Some vice-chancellors want the freedom to charge their own top-up fees to augment their individual coffers. That would undoubtedly lead to the entrenchment of a British "Ivy League" where access would be influenced by the ability to pay, not acceptable to a government committed to greater fairness.

Meanwhile student maintenance grants have been cut - replaced by the controversial loans system. Student poverty has ballooned and the vice- chancellors reported a 10 per cent increase in students dropping out of courses prematurely in one year alone.

However, the reality is that higher education still occupies a privileged position in the education world. In 1992 - the latest year for which figures are available - Britain spent more per student, per year on higher education than any other OECD country. We spent $15,000 per student, compared with the US which spent $11,800, Germany $6,500 and France $6,000. We have to ask ourselves if this is a sensible way to achieve our stated aim of education for all.

Furthermore, unfairness exists in the tertiary sector. Full-time students in higher education pay no fees; but part-time mature students do and their number has tripled since 1980.

And for too long further education has remained the poor relation in the tertiary sector. Yet further education is vital to our future success. Two-thirds of those who continue in post-18 education do so in FE colleges. A quarter of students in FE pay their own fees and most receive no financial support from the state for maintenance.

This unfair anomaly comes into even starker focus when we see who the full-time higher education students are. Fewer than 10 per cent come from a background with parents who are unskilled or partly skilled, while nearly two out of three come from the top two socio-economic class backgrounds. So the current structure does not ensure free education for all, but does ensure free education for those who are achievers and who tend to come from better-off families. That is wrong.

At the same time, graduates do better than their non-graduate contemporaries and can pay something back. In 1996/97 unemployment among graduates stood at 4 per cent, while unemployment among non-graduates was 8.2 per cent. And while non-graduates' gross weekly earnings averaged pounds 237, graduates earned pounds 457.

All that demonstrates that the current system is a mess. We are spending a huge amount on higher education, yet it is not enough and we need to find a way to continue the expansion. Furthermore, we must shift money to other parts of the tertiary sector. And we need greater equity in the system.

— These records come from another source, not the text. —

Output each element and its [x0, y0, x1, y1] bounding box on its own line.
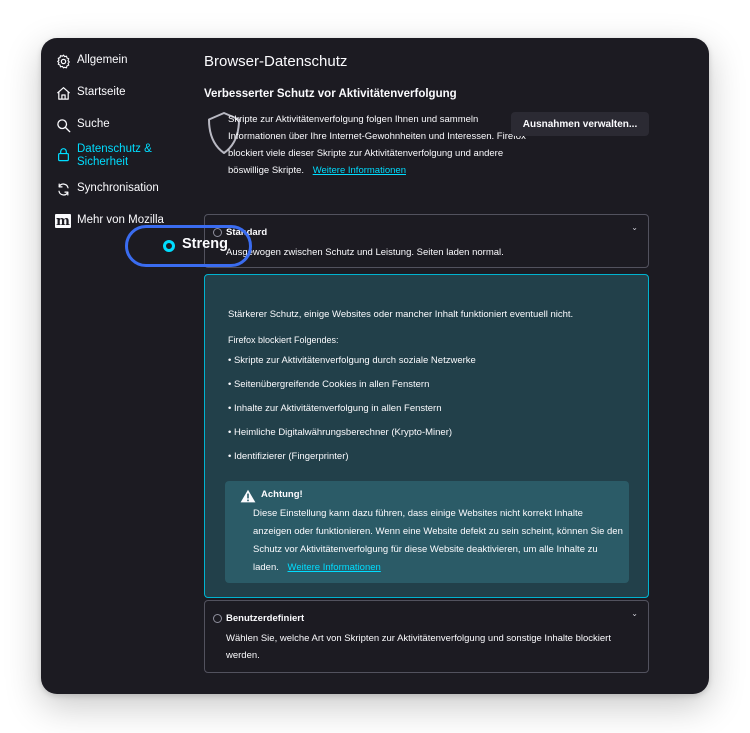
warning-title: Achtung!	[261, 489, 303, 500]
strict-label[interactable]: Streng	[182, 236, 228, 252]
strict-details: Stärkerer Schutz, einige Websites oder m…	[228, 305, 638, 469]
chevron-down-icon[interactable]: ⌄	[631, 609, 638, 618]
search-icon	[55, 117, 71, 133]
sidebar-item-search[interactable]: Suche	[55, 117, 110, 133]
home-icon	[55, 85, 71, 101]
lock-icon	[55, 146, 71, 162]
blocks-list-item: Heimliche Digitalwährungsberechner (Kryp…	[228, 421, 638, 445]
sidebar: Allgemein Startseite Suche Datenschutz &…	[41, 38, 191, 694]
learn-more-link[interactable]: Weitere Informationen	[313, 165, 406, 176]
mozilla-logo: m	[55, 213, 71, 229]
blocks-intro: Firefox blockiert Folgendes:	[228, 335, 339, 345]
chevron-down-icon[interactable]: ⌄	[631, 223, 638, 232]
main-content: Browser-Datenschutz Verbesserter Schutz …	[204, 38, 709, 694]
strict-subtitle: Stärkerer Schutz, einige Websites oder m…	[228, 309, 574, 320]
blocks-list-item: Skripte zur Aktivitätenverfolgung durch …	[228, 349, 638, 373]
tracking-description: Skripte zur Aktivitätenverfolgung folgen…	[228, 111, 528, 179]
warning-box: Achtung! Diese Einstellung kann dazu füh…	[225, 481, 629, 583]
sidebar-item-label: Synchronisation	[77, 182, 159, 194]
manage-exceptions-button[interactable]: Ausnahmen verwalten...	[511, 112, 649, 136]
sidebar-item-label: Datenschutz & Sicherheit	[77, 143, 152, 168]
mozilla-icon: m	[55, 213, 71, 229]
sync-icon	[55, 181, 71, 197]
blocks-list-item: Seitenübergreifende Cookies in allen Fen…	[228, 373, 638, 397]
custom-option-card[interactable]: Benutzerdefiniert ⌄ Wählen Sie, welche A…	[204, 600, 649, 673]
sidebar-item-sync[interactable]: Synchronisation	[55, 181, 159, 197]
warning-text-block: Diese Einstellung kann dazu führen, dass…	[253, 505, 623, 577]
sidebar-item-home[interactable]: Startseite	[55, 85, 126, 101]
strict-option-card[interactable]: Stärkerer Schutz, einige Websites oder m…	[204, 274, 649, 598]
sidebar-item-label: Allgemein	[77, 54, 128, 66]
custom-option-header: Benutzerdefiniert	[213, 613, 304, 624]
section-title: Verbesserter Schutz vor Aktivitätenverfo…	[204, 88, 457, 100]
sidebar-item-privacy[interactable]: Datenschutz & Sicherheit	[55, 142, 157, 169]
custom-radio[interactable]	[213, 614, 222, 623]
sidebar-item-general[interactable]: Allgemein	[55, 53, 128, 69]
custom-label: Benutzerdefiniert	[226, 613, 305, 624]
standard-option-card[interactable]: Standard ⌄ Ausgewogen zwischen Schutz un…	[204, 214, 649, 268]
standard-subtitle: Ausgewogen zwischen Schutz und Leistung.…	[226, 247, 504, 258]
blocks-list-item: Identifizierer (Fingerprinter)	[228, 445, 638, 469]
sidebar-item-label: Startseite	[77, 86, 126, 98]
warning-learn-more-link[interactable]: Weitere Informationen	[288, 562, 381, 573]
gear-icon	[55, 53, 71, 69]
page-title: Browser-Datenschutz	[204, 53, 348, 70]
blocks-list-item: Inhalte zur Aktivitätenverfolgung in all…	[228, 397, 638, 421]
warning-icon	[240, 489, 256, 503]
preferences-window: Allgemein Startseite Suche Datenschutz &…	[41, 38, 709, 694]
custom-subtitle: Wählen Sie, welche Art von Skripten zur …	[226, 633, 611, 661]
strict-radio[interactable]	[163, 240, 175, 252]
sidebar-item-label: Suche	[77, 118, 110, 130]
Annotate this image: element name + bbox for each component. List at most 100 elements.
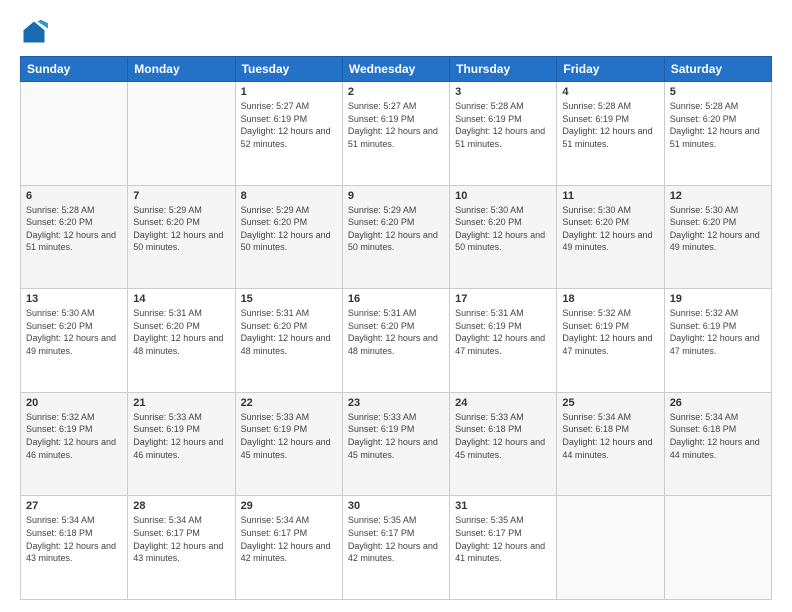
day-info: Sunrise: 5:29 AM Sunset: 6:20 PM Dayligh…	[241, 204, 337, 254]
calendar: SundayMondayTuesdayWednesdayThursdayFrid…	[20, 56, 772, 600]
day-info: Sunrise: 5:35 AM Sunset: 6:17 PM Dayligh…	[455, 514, 551, 564]
calendar-cell: 12 Sunrise: 5:30 AM Sunset: 6:20 PM Dayli…	[664, 185, 771, 289]
day-header-wednesday: Wednesday	[342, 57, 449, 82]
day-info: Sunrise: 5:33 AM Sunset: 6:18 PM Dayligh…	[455, 411, 551, 461]
day-number: 30	[348, 500, 444, 512]
calendar-cell: 31 Sunrise: 5:35 AM Sunset: 6:17 PM Dayli…	[450, 496, 557, 600]
day-number: 20	[26, 397, 122, 409]
day-number: 5	[670, 86, 766, 98]
day-info: Sunrise: 5:27 AM Sunset: 6:19 PM Dayligh…	[241, 100, 337, 150]
day-info: Sunrise: 5:31 AM Sunset: 6:20 PM Dayligh…	[133, 307, 229, 357]
calendar-header-row: SundayMondayTuesdayWednesdayThursdayFrid…	[21, 57, 772, 82]
day-number: 2	[348, 86, 444, 98]
calendar-cell: 11 Sunrise: 5:30 AM Sunset: 6:20 PM Dayli…	[557, 185, 664, 289]
day-info: Sunrise: 5:32 AM Sunset: 6:19 PM Dayligh…	[26, 411, 122, 461]
calendar-cell: 25 Sunrise: 5:34 AM Sunset: 6:18 PM Dayli…	[557, 392, 664, 496]
day-number: 31	[455, 500, 551, 512]
day-number: 15	[241, 293, 337, 305]
calendar-cell: 20 Sunrise: 5:32 AM Sunset: 6:19 PM Dayli…	[21, 392, 128, 496]
logo	[20, 18, 52, 46]
calendar-cell: 22 Sunrise: 5:33 AM Sunset: 6:19 PM Dayli…	[235, 392, 342, 496]
calendar-week-1: 1 Sunrise: 5:27 AM Sunset: 6:19 PM Daylig…	[21, 82, 772, 186]
day-info: Sunrise: 5:34 AM Sunset: 6:18 PM Dayligh…	[670, 411, 766, 461]
calendar-cell: 27 Sunrise: 5:34 AM Sunset: 6:18 PM Dayli…	[21, 496, 128, 600]
day-info: Sunrise: 5:31 AM Sunset: 6:20 PM Dayligh…	[241, 307, 337, 357]
day-number: 8	[241, 190, 337, 202]
calendar-cell: 1 Sunrise: 5:27 AM Sunset: 6:19 PM Daylig…	[235, 82, 342, 186]
day-number: 22	[241, 397, 337, 409]
day-number: 18	[562, 293, 658, 305]
calendar-week-2: 6Sunrise: 5:28 AM Sunset: 6:20 PM Daylig…	[21, 185, 772, 289]
calendar-cell: 4 Sunrise: 5:28 AM Sunset: 6:19 PM Daylig…	[557, 82, 664, 186]
day-info: Sunrise: 5:34 AM Sunset: 6:17 PM Dayligh…	[133, 514, 229, 564]
day-number: 1	[241, 86, 337, 98]
calendar-cell: 17 Sunrise: 5:31 AM Sunset: 6:19 PM Dayli…	[450, 289, 557, 393]
calendar-cell: 18Sunrise: 5:32 AM Sunset: 6:19 PM Dayli…	[557, 289, 664, 393]
day-info: Sunrise: 5:34 AM Sunset: 6:18 PM Dayligh…	[26, 514, 122, 564]
day-header-friday: Friday	[557, 57, 664, 82]
day-info: Sunrise: 5:35 AM Sunset: 6:17 PM Dayligh…	[348, 514, 444, 564]
calendar-cell	[128, 82, 235, 186]
calendar-cell: 30 Sunrise: 5:35 AM Sunset: 6:17 PM Dayli…	[342, 496, 449, 600]
day-info: Sunrise: 5:28 AM Sunset: 6:20 PM Dayligh…	[670, 100, 766, 150]
day-number: 19	[670, 293, 766, 305]
day-info: Sunrise: 5:30 AM Sunset: 6:20 PM Dayligh…	[670, 204, 766, 254]
day-number: 9	[348, 190, 444, 202]
calendar-cell: 9 Sunrise: 5:29 AM Sunset: 6:20 PM Daylig…	[342, 185, 449, 289]
calendar-cell: 2Sunrise: 5:27 AM Sunset: 6:19 PM Daylig…	[342, 82, 449, 186]
page: SundayMondayTuesdayWednesdayThursdayFrid…	[0, 0, 792, 612]
day-info: Sunrise: 5:31 AM Sunset: 6:19 PM Dayligh…	[455, 307, 551, 357]
day-info: Sunrise: 5:33 AM Sunset: 6:19 PM Dayligh…	[348, 411, 444, 461]
calendar-cell: 5 Sunrise: 5:28 AM Sunset: 6:20 PM Daylig…	[664, 82, 771, 186]
calendar-cell: 10 Sunrise: 5:30 AM Sunset: 6:20 PM Dayli…	[450, 185, 557, 289]
calendar-cell: 21Sunrise: 5:33 AM Sunset: 6:19 PM Dayli…	[128, 392, 235, 496]
calendar-cell	[557, 496, 664, 600]
day-number: 17	[455, 293, 551, 305]
day-info: Sunrise: 5:34 AM Sunset: 6:18 PM Dayligh…	[562, 411, 658, 461]
day-info: Sunrise: 5:29 AM Sunset: 6:20 PM Dayligh…	[133, 204, 229, 254]
calendar-cell: 26 Sunrise: 5:34 AM Sunset: 6:18 PM Dayli…	[664, 392, 771, 496]
day-info: Sunrise: 5:28 AM Sunset: 6:19 PM Dayligh…	[562, 100, 658, 150]
calendar-week-4: 20 Sunrise: 5:32 AM Sunset: 6:19 PM Dayli…	[21, 392, 772, 496]
day-number: 28	[133, 500, 229, 512]
calendar-week-3: 13Sunrise: 5:30 AM Sunset: 6:20 PM Dayli…	[21, 289, 772, 393]
calendar-cell: 7Sunrise: 5:29 AM Sunset: 6:20 PM Daylig…	[128, 185, 235, 289]
calendar-cell	[21, 82, 128, 186]
day-number: 26	[670, 397, 766, 409]
day-header-thursday: Thursday	[450, 57, 557, 82]
calendar-cell: 15 Sunrise: 5:31 AM Sunset: 6:20 PM Dayli…	[235, 289, 342, 393]
calendar-cell: 6Sunrise: 5:28 AM Sunset: 6:20 PM Daylig…	[21, 185, 128, 289]
calendar-cell: 24 Sunrise: 5:33 AM Sunset: 6:18 PM Dayli…	[450, 392, 557, 496]
logo-icon	[20, 18, 48, 46]
day-info: Sunrise: 5:33 AM Sunset: 6:19 PM Dayligh…	[241, 411, 337, 461]
calendar-cell	[664, 496, 771, 600]
day-number: 11	[562, 190, 658, 202]
day-info: Sunrise: 5:32 AM Sunset: 6:19 PM Dayligh…	[670, 307, 766, 357]
day-number: 25	[562, 397, 658, 409]
calendar-cell: 23 Sunrise: 5:33 AM Sunset: 6:19 PM Dayli…	[342, 392, 449, 496]
day-header-tuesday: Tuesday	[235, 57, 342, 82]
day-number: 27	[26, 500, 122, 512]
calendar-cell: 3Sunrise: 5:28 AM Sunset: 6:19 PM Daylig…	[450, 82, 557, 186]
day-info: Sunrise: 5:30 AM Sunset: 6:20 PM Dayligh…	[455, 204, 551, 254]
day-info: Sunrise: 5:28 AM Sunset: 6:19 PM Dayligh…	[455, 100, 551, 150]
day-number: 6	[26, 190, 122, 202]
day-header-sunday: Sunday	[21, 57, 128, 82]
day-info: Sunrise: 5:30 AM Sunset: 6:20 PM Dayligh…	[562, 204, 658, 254]
day-header-saturday: Saturday	[664, 57, 771, 82]
day-number: 10	[455, 190, 551, 202]
day-number: 24	[455, 397, 551, 409]
calendar-cell: 28 Sunrise: 5:34 AM Sunset: 6:17 PM Dayli…	[128, 496, 235, 600]
day-number: 16	[348, 293, 444, 305]
day-info: Sunrise: 5:29 AM Sunset: 6:20 PM Dayligh…	[348, 204, 444, 254]
day-number: 4	[562, 86, 658, 98]
header	[20, 18, 772, 46]
calendar-cell: 29Sunrise: 5:34 AM Sunset: 6:17 PM Dayli…	[235, 496, 342, 600]
day-number: 12	[670, 190, 766, 202]
calendar-cell: 16 Sunrise: 5:31 AM Sunset: 6:20 PM Dayli…	[342, 289, 449, 393]
calendar-cell: 8 Sunrise: 5:29 AM Sunset: 6:20 PM Daylig…	[235, 185, 342, 289]
day-info: Sunrise: 5:31 AM Sunset: 6:20 PM Dayligh…	[348, 307, 444, 357]
calendar-cell: 13Sunrise: 5:30 AM Sunset: 6:20 PM Dayli…	[21, 289, 128, 393]
day-number: 29	[241, 500, 337, 512]
day-number: 23	[348, 397, 444, 409]
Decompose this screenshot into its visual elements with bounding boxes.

That is why the Government needs to be both bold and radical. Students should repay both their maintenance and a proportion of tuition fees. That could be done with proper means testing, so that subsidies are directed at those who need them most. Students could pay when they begin to earn, through their national insurance, over a longer period than is allowed under the current loans system and the system should be related to their ability to pay. Money released by that reform should be reinvested in the tertiary sector.

There will be some instant losers, but we must put the tertiary sector on a sound footing, so that high educational standards are maintained, expansion of lifelong learning is assured and public money is directed to those who need it most. David Blunkett's statement yesterday shows that he has the courage to grasp this opportunity. This new government will avoid the short-term fix and adopt the long-term sensible solutionn

The writer is Labour MP for Barking and expected to be named chair of the House of Commons Select Committee on Education.